この変化が「大きな流れ」なのか「トランプ大統領の混乱なのか」も重要な考察ポイントなのだが、とりあえず「なぜこうなったのか」を順を追って見ていこう。
中間選挙を前に経済政策が行き詰まったトランプ大統領は、成果を求めるあまりネタニヤフ首相からもたらされた情報に飛びついてしまう。結果としてホルムズ海峡ではタンカーの通行が困難となり、原油価格は1バレル60ドルから120ドル目前まで高騰した。
トランプ大統領はアメリカが護衛するとほのめかしたが、おそらく海軍の協力は得られていない。「海域を航行するのは危険すぎる」として、船舶会社からの護衛要請を断り続けているからだ。
そこでトランプ大統領は、中東から石油を輸入している国々の協力に期待する。本来、人に何かを頼むのであれば「自分は失敗した。助けてほしい」と頭を下げるのが筋だ。しかしトランプ大統領にとって「負けを認めること」はすべてを失うことを意味する。そのため「これまではアメリカ合衆国が守ってきたのだから、今後は協力するのが当然だ」と開き直った。

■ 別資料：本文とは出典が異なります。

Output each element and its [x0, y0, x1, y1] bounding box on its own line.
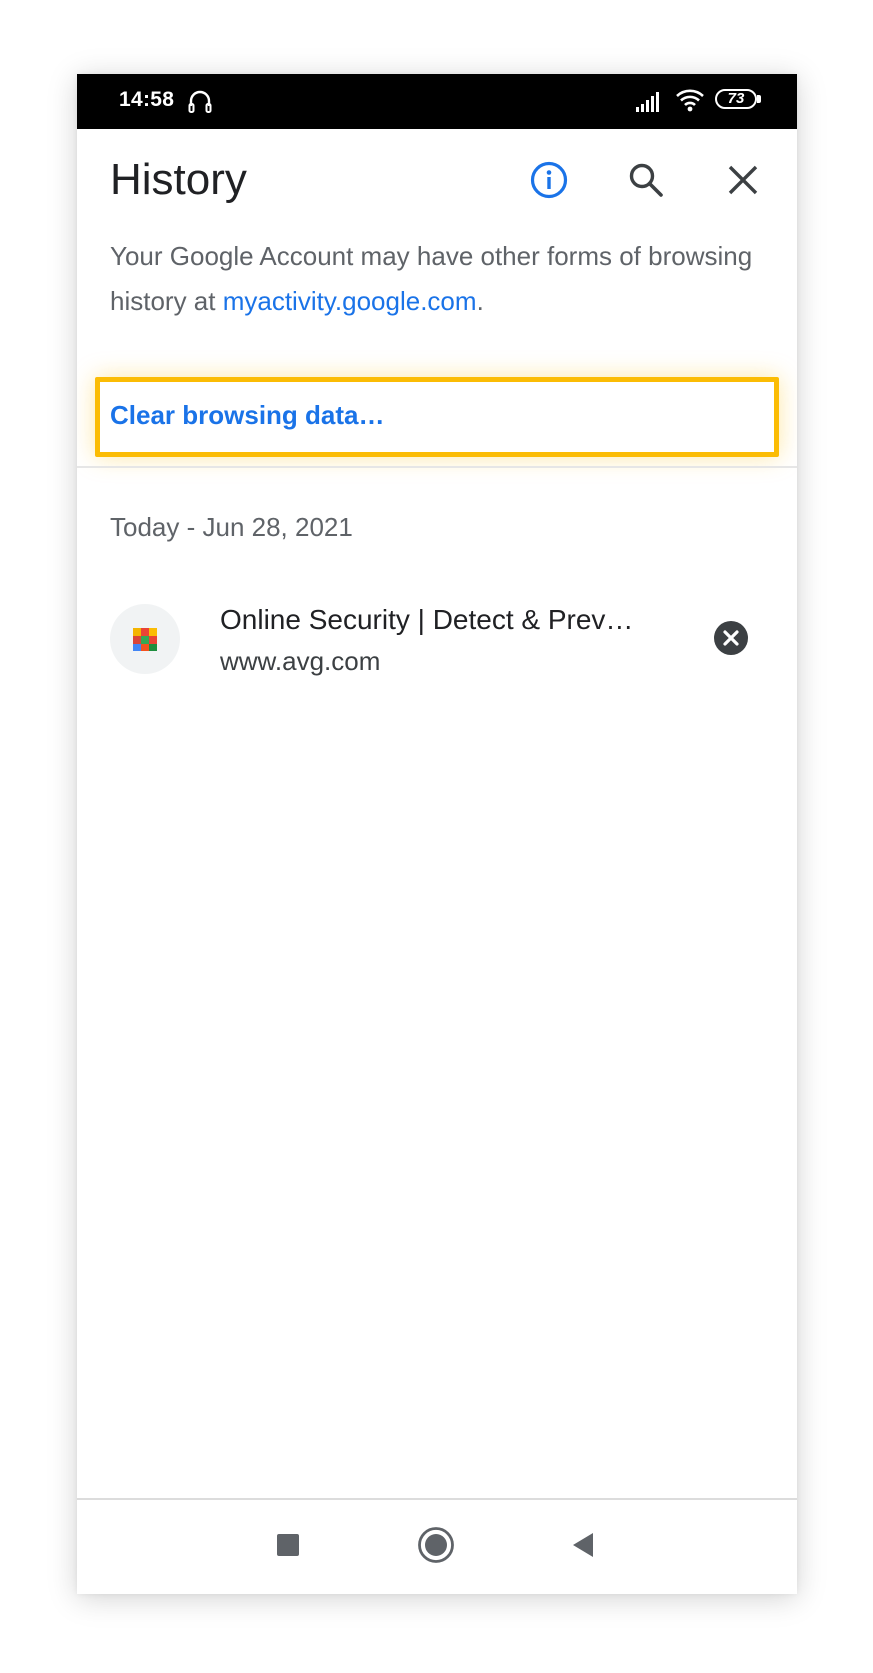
signal-icon — [636, 92, 659, 112]
site-favicon — [110, 604, 180, 674]
account-note-suffix: . — [476, 286, 484, 316]
info-icon — [530, 161, 568, 199]
status-bar: 14:58 73 — [77, 74, 797, 129]
page-title: History — [110, 155, 247, 204]
home-button[interactable] — [411, 1520, 461, 1570]
recents-button[interactable] — [263, 1520, 313, 1570]
wifi-icon — [676, 89, 704, 112]
battery-level: 73 — [727, 90, 745, 107]
date-header: Today - Jun 28, 2021 — [110, 512, 353, 542]
account-note: Your Google Account may have other forms… — [110, 234, 770, 324]
remove-item-icon[interactable] — [713, 620, 749, 656]
clear-browsing-data-label: Clear browsing data… — [110, 400, 385, 430]
navigation-bar — [77, 1500, 797, 1594]
back-icon — [573, 1533, 593, 1557]
clear-browsing-data-button[interactable]: Clear browsing data… — [95, 377, 779, 457]
history-item-title: Online Security | Detect & Prev… — [220, 604, 634, 635]
home-icon — [418, 1527, 454, 1563]
search-icon — [629, 163, 663, 197]
myactivity-link[interactable]: myactivity.google.com — [223, 286, 477, 316]
close-button[interactable] — [721, 158, 765, 202]
history-item-url: www.avg.com — [220, 646, 381, 676]
status-time: 14:58 — [119, 88, 175, 111]
search-button[interactable] — [624, 158, 668, 202]
divider — [77, 466, 797, 468]
recents-icon — [277, 1534, 299, 1556]
phone-frame: 14:58 73 History Your Google Account may… — [77, 74, 797, 1594]
history-item[interactable]: Online Security | Detect & Prev… www.avg… — [77, 604, 797, 694]
avg-favicon — [133, 628, 157, 651]
headphones-icon — [188, 90, 212, 113]
info-button[interactable] — [527, 158, 571, 202]
battery-icon: 73 — [715, 89, 763, 111]
back-button[interactable] — [558, 1520, 608, 1570]
close-icon — [728, 165, 758, 195]
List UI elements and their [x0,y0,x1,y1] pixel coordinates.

ところが各国が要請を拒否すると、今度は一転して「アメリカは世界一強いのだから他国の助けはいらない」と言い放ち、同盟国への支援など無駄だったと嘯いてみせた。他者と本当の意味で関係を構築できていないことがよく分かる。
その上で、米軍はイラン軍を「壊滅させた」と主張。NATO加盟国のほかに日本、オーストラリア、韓国を挙げ、「米国はもはやNATO加盟国の支援を必要としていないし、望んでもいない。そもそも必要としたことは一度もない!」とし、「米国は世界で最も強力な国家だ。いかなる国の支援も必要としない」と記した。
トランプ氏、NATO消極姿勢を非難 イラン作戦巡り「愚かな過ち」(REUTERS)
今後、日本がトランプ大統領に同盟の重要性をいくら訴えても、耳を貸さない可能性が高い。「最初から分かっていた」という認識が、すでに「確信」に変わってしまっているからだ。